More than simply providing a commentary on developments in the fashion industry, then, or on new forms of fashion imagery or communication, the collection offers the reader an analysis of fashion’s various roles within society. Using the work of Bourdieu, Foucault, Baudrillard and Barthes, the authors reflect on the pervasive nature of fashion in our everyday lives. They examine how fashion can work to reinforce particular understandings of our social world, how fashion has exploited advancements in technologies and globalisation, and how fashion can be used challenge the status quo. Yet, in doing so, the publication emphasises, to a large extent, the constant nature of fashion as well as fashion change. As Adam Briggs comments, there is a ‘startling continuity’ (p. 189) between the fashion of today and fashion history. Repeatedly the collection suggests that fashion is concerned both with individual personality and collective social identities, it demonstrates how fashion operates as a means of public display, and it highlights how fashion encourages the constant surveillance of others and of ourselves.
Good examples of this are provided by Chapter 8 ‘Personal Fashion Blogs’ by Agnés Rocamora and Chapter 23 ‘Hijab Stories’ by Reina Lewis, two chapters which, based on empirical research, are also arguably more sociological in nature than some of the other entries, which are more closely aligned to cultural studies. In ‘Personal Fashion Blogs’, Rocamora discusses how the blog is a space for self-constructing identity. A bricolage of old and new technologies, the blog brings together photos, fashion, and the screen, to document personal history and to construct a public persona. As such, it forms a new space of public display. It is a space where bloggers can conspicuously consume and encourage others to watch. For Rocamora, this has the potentially damaging consequence of making the blog a further space for surveillance, where one watches oneself and watches others, rendering it an instrument of control where women are subject to the ‘male gaze’. But, at the same time, she acknowledges that the blog can also be empowering; enabling those traditionally excluded from fashion media an opportunity to challenge fashion discourse. The blog then, although a new form of fashion communication, raises seemingly traditional arguments around conspicuous consumption, authenticity and artifice, the male gaze, and challenges to social structures.
In Reina Lewis’ ‘Hijab Stories’, she argues that fashion is about choice and constraint, for our choices are often limited by social factors such as age, gender and ethnicity. Here, Lewis explores the dimension of faith and the decision of young British Muslim women to wear the hijab. Her chapter offers an interesting account of veiling, outlining women’s reasons for adopting the veil and the impact it has on social relationships.
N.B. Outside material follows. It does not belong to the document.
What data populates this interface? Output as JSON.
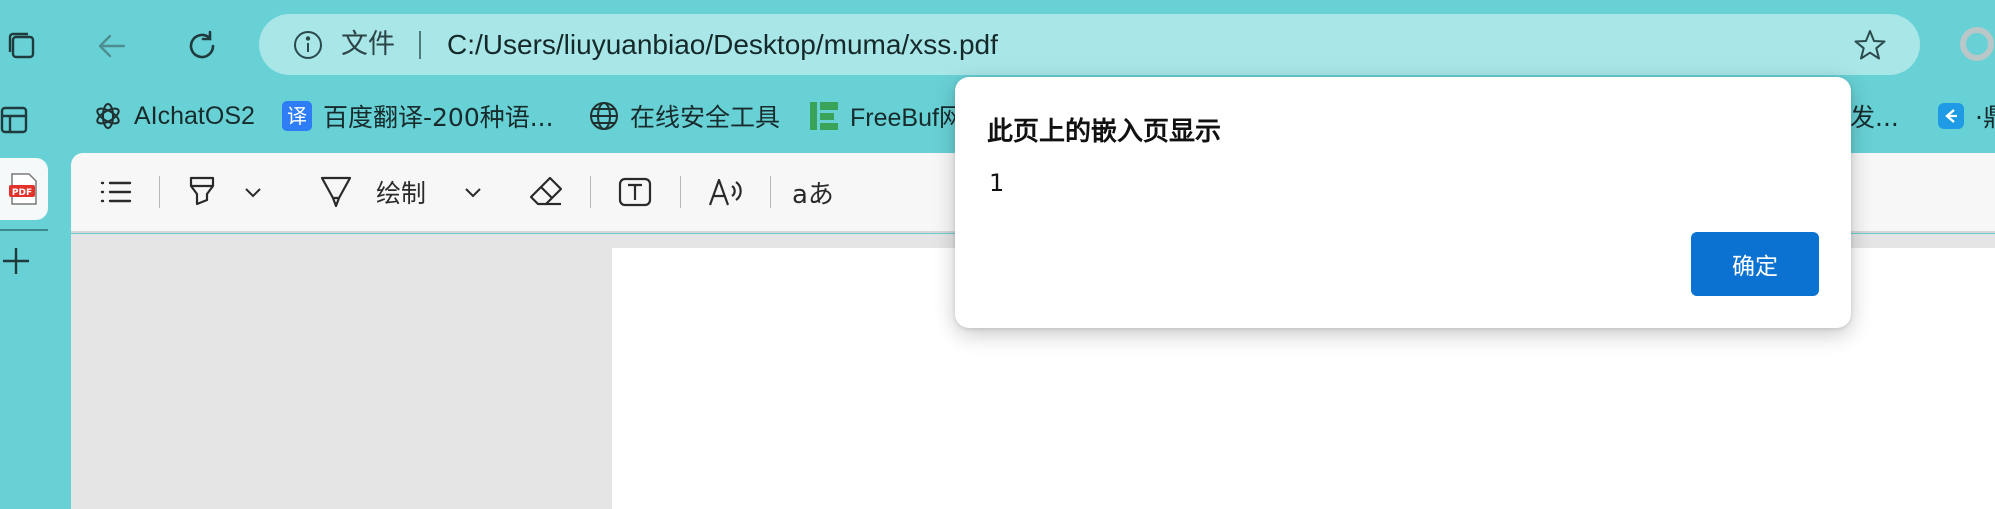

Whilst again noting issues around surveillance, Lewis’ chapter also highlights how fashion is used to evaluate others, and in doing so works to unite and divide social groups.
Thus, it seems that, like fashion itself, fashion theory of the past ‘spools back into the present and reverberates in the future’ (Evans, p. 83). This publication offers readers a varied insight into the world of contemporary fashion, and an interesting introduction to more traditional debates in fashion theory. Its chapters span a rich palette of fashion cultures, although the issues of class and race are perhaps somewhat overlooked. Though acknowledged within wider discussions around identity, neither class nor race form the primary focus of any chapter and, as such, their relationships with fashion are not fully explored. Whilst class and race are sensitive and emotive concepts, both form an important part of fashion culture. Indeed, fashion is a key way in which class and race are mobilised. Their consideration in this collection would, therefore, have made an important contribution to an otherwise well-rounded discussion of fashion culture, and a significant addition to what is otherwise a very stimulating book.